Se você precisa de um recurso rápido para consulta, o site da Universidade Federal de Minas Gerais tem material organizado sobre figuras de linguagem. A página principal costuma ser um bom ponto de partida para conferência de definições e exemplos. Você pode acessar diretamente pelo domínio oficial da instituição, mas o link exato varia conforme a estrutura do site ao longo do tempo. Pesquisar por "figuras de linguagem UFMG" resolve na maioria das vezes. O que eu faria diferente se começasse do zero hoje seria praticar com trechos curtos e anotar a função retórica antes de dar o nome da figura. O hábito inverte a prioridade: sentido primeiro, categoria depois. Esse ajuste reduz erros de classificação e melhora a qualidade da interpretação. Leva cerca de uma semana para o cérebro adaptar o padrão, e aí a velocidade aumenta sem perder precisão.
Limitações existem. Figuras dependem de cultura, gênero e registro. O que funciona em literatura contemporânea nem sempre se aplica a discursos jurídicos ou manuais técnicos.
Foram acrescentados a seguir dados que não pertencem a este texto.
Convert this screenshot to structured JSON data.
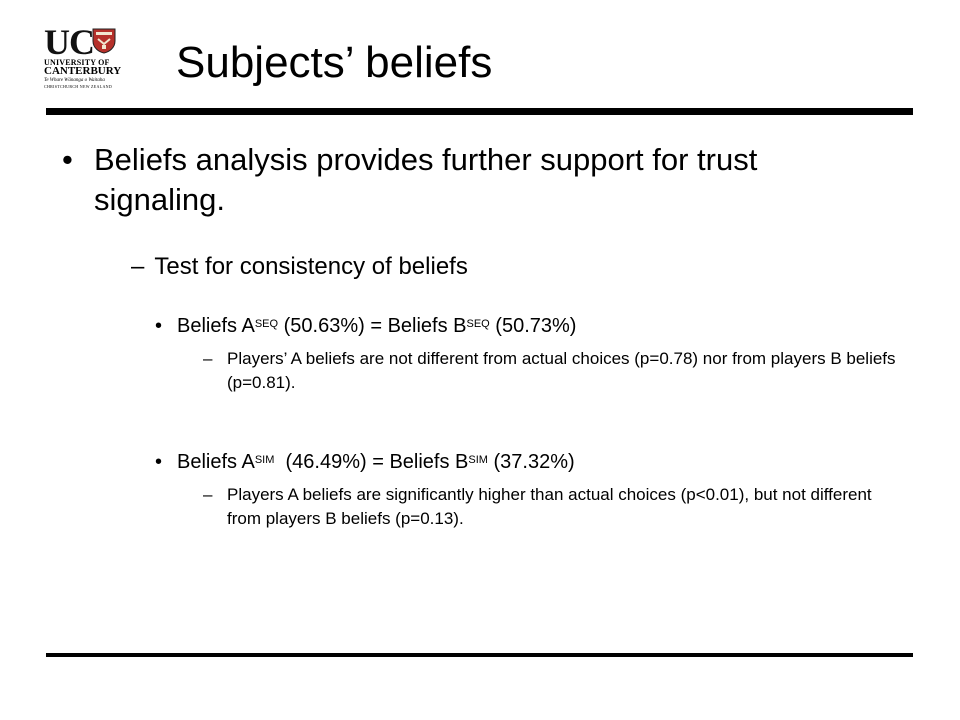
{
  "logo": {
    "abbrev": "UC",
    "line1": "UNIVERSITY OF",
    "line2": "CANTERBURY",
    "line3": "Te Whare Wānanga o Waitaha",
    "line4": "CHRISTCHURCH NEW ZEALAND",
    "crest_color": "#b5302a"
  },
  "title": "Subjects’ beliefs",
  "bullet_mark": "•",
  "dash_mark": "–",
  "main_bullet": "Beliefs analysis provides further support for trust signaling.",
  "sub_heading": "Test for consistency of beliefs",
  "seq": {
    "prefix": "Beliefs A",
    "sup_a": "SEQ",
    "mid": " (50.63%) = Beliefs B",
    "sup_b": "SEQ",
    "suffix": " (50.73%)",
    "detail": "Players’ A beliefs are not different from actual choices (p=0.78) nor from players B beliefs (p=0.81)."
  },
  "sim": {
    "prefix": "Beliefs A",
    "sup_a": "SIM",
    "mid": "  (46.49%) = Beliefs B",
    "sup_b": "SIM",
    "suffix": " (37.32%)",
    "detail": "Players A beliefs are significantly higher than actual choices (p<0.01), but not different from players B beliefs (p=0.13)."
  }
}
Além disso, a sobreclassificação é um risco real: cada termo pode ser lido sob múltiplos ângulos, e insistir em uma única categoria pode obscurecer nuances importantes. Nesse caso, prefira uma análise descritiva a uma taxonomia rígida. Se o objetivo for apenas reconhecer padrões para provas ou revisões rápidas, foque em metáfora, metonímia, ironia, hipérbole, antítese e paralelismo. Eles cobrem a maior parte dos casos práticos e geram menos ambiguidade quando aplicados com critério contextual. Para textos especializados, considere usar uma abordagem baseada em função retórica em vez de classificar cada figura isoladamente.
Existe ainda o problema da saturação. Quando um autor usa muitas figuras no mesmo parágrafo, a leitura perde clareza. Nesse cenário, a prioridade deve ser a recuperação do sentido lógico. Figures of speech são ferramentas, não substitutos do raciocínio. Trate-as como camadas que reforçam ou distorcem o núcleo argumentativo, não como fins em si mesmas. Para fechar com algo útil: anote sempre o trecho, a figura provável, a função estimada e a dúvida aberta. Esse formato simples evita conclusões apressadas e mantém o rastro analítico transparente. Com o tempo, você percebe que a maior parte dos erros vem de pressa, não de ignorância. Ler devagar e registrar a ambiguidade quando ela existe é o que separa uma análise rasa de uma análise que sustenta interpretação.